Revenue Management in High-Density Urban Parking Districts: Modeling and Evaluation
This thesis explores how revenue management (RM) principles would integrate into a parking system, and how advanced reservation-making, coupled with dynamic pricing (based on booking limits) could be used to maximize parking revenue. Detailed here is a comprehensive RM strategy for the parking industry, and an integer programming formulation that maximizes parking revenue over a system of garages is presented. Furthermore, an intelligent parking reservation model is developed that uses an artificial neural network procedure for online reservation decision-making.

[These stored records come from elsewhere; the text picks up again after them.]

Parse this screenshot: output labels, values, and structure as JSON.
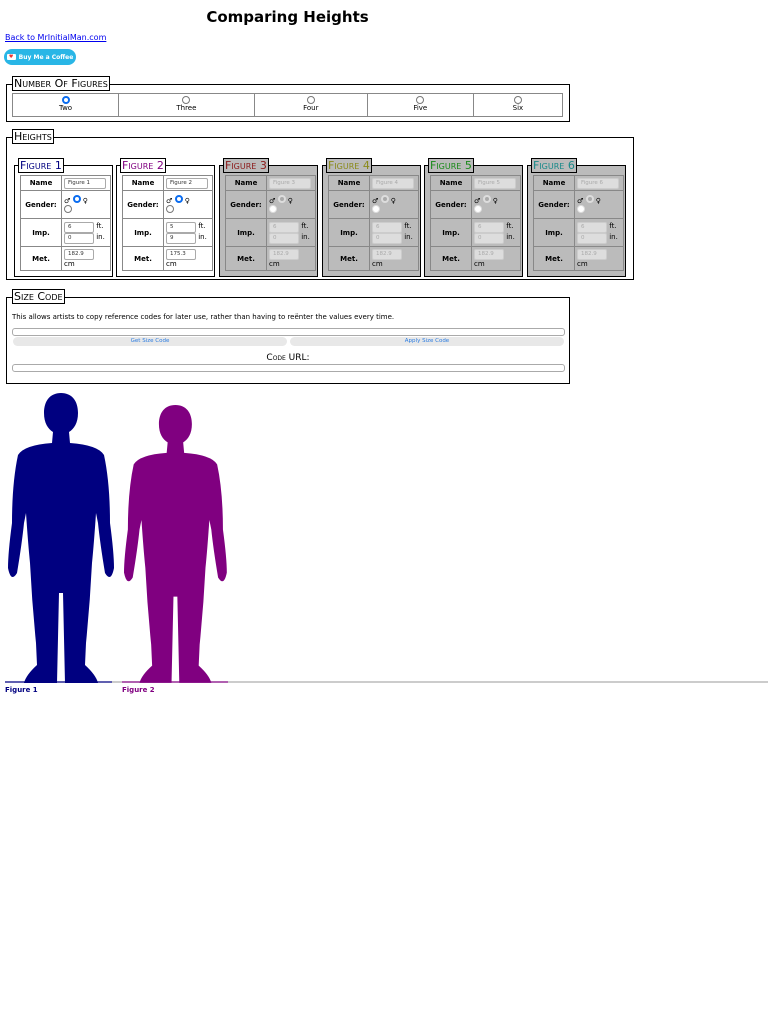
{
  "title": "Comparing Heights",
  "back_link": "Back to MrInitialMan.com",
  "coffee_button": "Buy Me a Coffee",
  "number_of_figures": {
    "legend": "Number Of Figures",
    "options": [
      "Two",
      "Three",
      "Four",
      "Five",
      "Six"
    ],
    "selected": "Two"
  },
  "heights": {
    "legend": "Heights",
    "labels": {
      "name": "Name",
      "gender": "Gender:",
      "imp": "Imp.",
      "met": "Met.",
      "ft": "ft.",
      "in": "in.",
      "cm": "cm",
      "male": "♂",
      "female": "♀"
    },
    "figures": [
      {
        "title": "Figure 1",
        "name": "Figure 1",
        "gender": "male",
        "ft": "6",
        "in": "0",
        "cm": "182.9",
        "color": "#000080",
        "enabled": true
      },
      {
        "title": "Figure 2",
        "name": "Figure 2",
        "gender": "male",
        "ft": "5",
        "in": "9",
        "cm": "175.3",
        "color": "#800080",
        "enabled": true
      },
      {
        "title": "Figure 3",
        "name": "Figure 3",
        "gender": "male",
        "ft": "6",
        "in": "0",
        "cm": "182.9",
        "color": "#8b1a1a",
        "enabled": false
      },
      {
        "title": "Figure 4",
        "name": "Figure 4",
        "gender": "male",
        "ft": "6",
        "in": "0",
        "cm": "182.9",
        "color": "#8a8a1a",
        "enabled": false
      },
      {
        "title": "Figure 5",
        "name": "Figure 5",
        "gender": "male",
        "ft": "6",
        "in": "0",
        "cm": "182.9",
        "color": "#1a8a1a",
        "enabled": false
      },
      {
        "title": "Figure 6",
        "name": "Figure 6",
        "gender": "male",
        "ft": "6",
        "in": "0",
        "cm": "182.9",
        "color": "#1a8a8a",
        "enabled": false
      }
    ]
  },
  "size_code": {
    "legend": "Size Code",
    "description": "This allows artists to copy reference codes for later use, rather than having to reënter the values every time.",
    "get_button": "Get Size Code",
    "apply_button": "Apply Size Code",
    "code_url_label": "Code URL:",
    "code_value": "",
    "url_value": ""
  },
  "display": {
    "labels": [
      "Figure 1",
      "Figure 2"
    ]
  }
}
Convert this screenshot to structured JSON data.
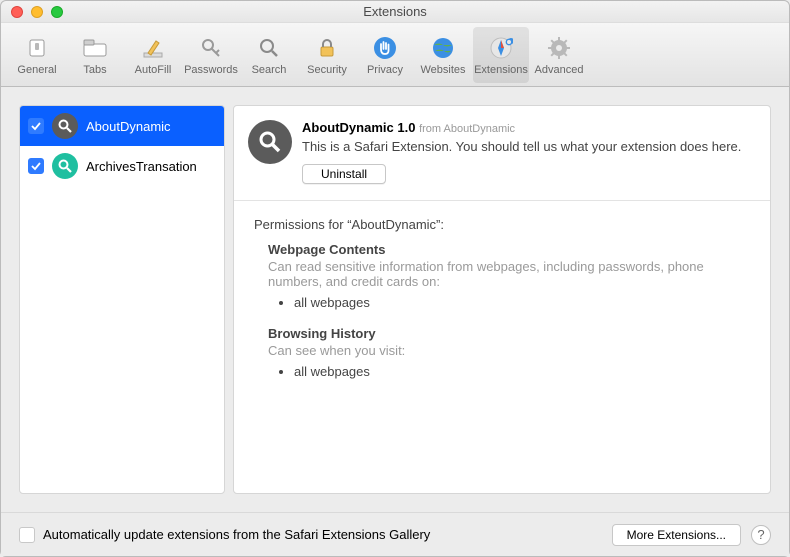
{
  "window": {
    "title": "Extensions"
  },
  "toolbar": {
    "items": [
      {
        "label": "General"
      },
      {
        "label": "Tabs"
      },
      {
        "label": "AutoFill"
      },
      {
        "label": "Passwords"
      },
      {
        "label": "Search"
      },
      {
        "label": "Security"
      },
      {
        "label": "Privacy"
      },
      {
        "label": "Websites"
      },
      {
        "label": "Extensions"
      },
      {
        "label": "Advanced"
      }
    ]
  },
  "sidebar": {
    "items": [
      {
        "name": "AboutDynamic",
        "checked": true,
        "selected": true,
        "color": "dark"
      },
      {
        "name": "ArchivesTransation",
        "checked": true,
        "selected": false,
        "color": "teal"
      }
    ]
  },
  "detail": {
    "name": "AboutDynamic",
    "version": "1.0",
    "from_prefix": "from",
    "from": "AboutDynamic",
    "description": "This is a Safari Extension. You should tell us what your extension does here.",
    "uninstall_label": "Uninstall"
  },
  "permissions": {
    "heading": "Permissions for “AboutDynamic”:",
    "groups": [
      {
        "title": "Webpage Contents",
        "sub": "Can read sensitive information from webpages, including passwords, phone numbers, and credit cards on:",
        "items": [
          "all webpages"
        ]
      },
      {
        "title": "Browsing History",
        "sub": "Can see when you visit:",
        "items": [
          "all webpages"
        ]
      }
    ]
  },
  "footer": {
    "auto_update_label": "Automatically update extensions from the Safari Extensions Gallery",
    "auto_update_checked": true,
    "more_label": "More Extensions...",
    "help": "?"
  }
}
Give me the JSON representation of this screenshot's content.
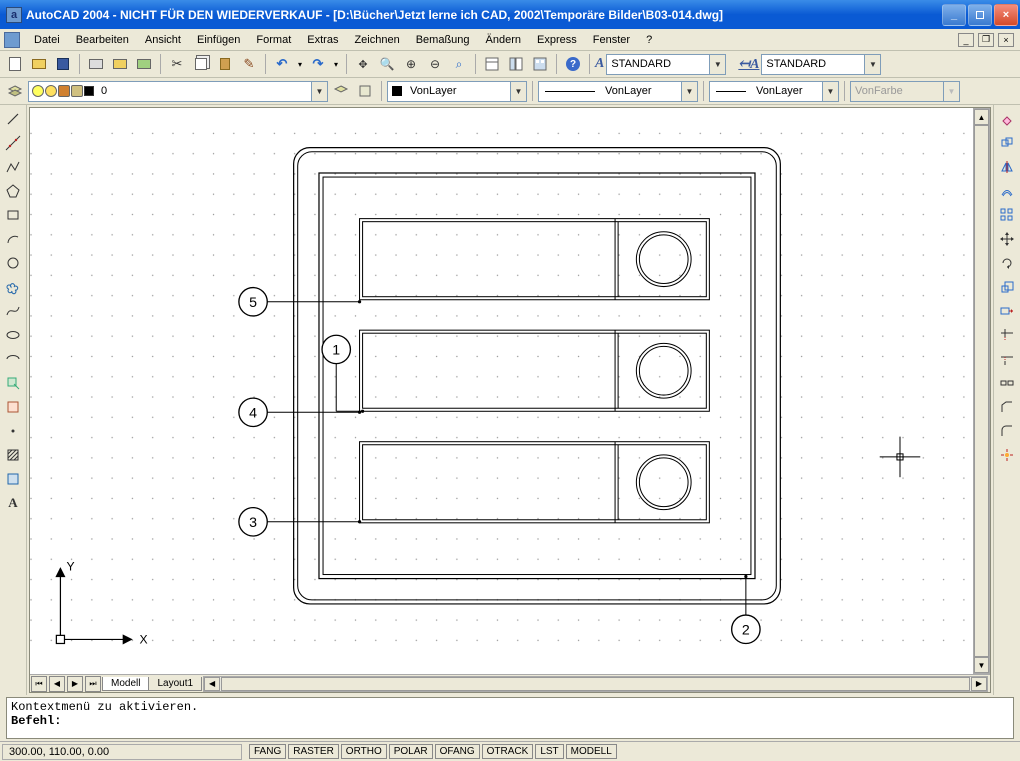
{
  "title": "AutoCAD 2004 - NICHT FÜR DEN WIEDERVERKAUF - [D:\\Bücher\\Jetzt lerne ich CAD, 2002\\Temporäre Bilder\\B03-014.dwg]",
  "app_icon_label": "a",
  "menus": [
    "Datei",
    "Bearbeiten",
    "Ansicht",
    "Einfügen",
    "Format",
    "Extras",
    "Zeichnen",
    "Bemaßung",
    "Ändern",
    "Express",
    "Fenster",
    "?"
  ],
  "toolbar1": {
    "style1": "STANDARD",
    "style2": "STANDARD"
  },
  "toolbar2": {
    "layer": "0",
    "linetype_label": "VonLayer",
    "lineweight_label": "VonLayer",
    "plotstyle_label": "VonLayer",
    "color_label": "VonFarbe"
  },
  "tabs": {
    "model": "Modell",
    "layout1": "Layout1"
  },
  "axis": {
    "x": "X",
    "y": "Y"
  },
  "callouts": {
    "c1": "1",
    "c2": "2",
    "c3": "3",
    "c4": "4",
    "c5": "5"
  },
  "cmd": {
    "l1": "Kontextmenü zu aktivieren.",
    "l2": "Befehl:"
  },
  "status": {
    "coords": "300.00, 110.00, 0.00",
    "toggles": [
      "FANG",
      "RASTER",
      "ORTHO",
      "POLAR",
      "OFANG",
      "OTRACK",
      "LST",
      "MODELL"
    ]
  }
}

Next, the work evaluates whether the implementation of a parking RM system in a dense urban parking district (and thus avoiding "trial-and-error" behaviors exhibited by drivers) mitigates urban congestion levels. In order to test this hypothesis, a parallel modeling structure was developed that uses a real-time decision-making model that either accepts or rejects requests for parking via a back-propagation neural network. Coupled with the real-time decision-making model is a micro-simulation model structure used to evaluate the policy's effects on network performance. It is clear from the results that the rate at which parkers renege is a primary determinant of the value of the implementation of RM. All other things being equal, the RM model in which the majority of parkers is directed to their precise parking spot via the most direct route is much more robust to the random elements within the network that can instigate extreme congestion.
The thesis then moves from micro-evaluation to macro-evaluation by measuring the performance of the urban parking system from the perspective of the set of relevant stakeholders using the hyperbolic DEA model within the context of the matrix DEA construct. The stakeholder models, including that of the provider, the user, and the community, have defined inputs/outputs to the hyperbolic DEA model, which allows for the inclusion of undesirable outputs such as network delay and incidence of extreme congestion. Another key contribution of this work is that of identifying design issues for current and future dense urban parking districts. Clearly, reneging rate and the tenacity of perspective parkers is a key consideration in cases where RM policy is not implemented.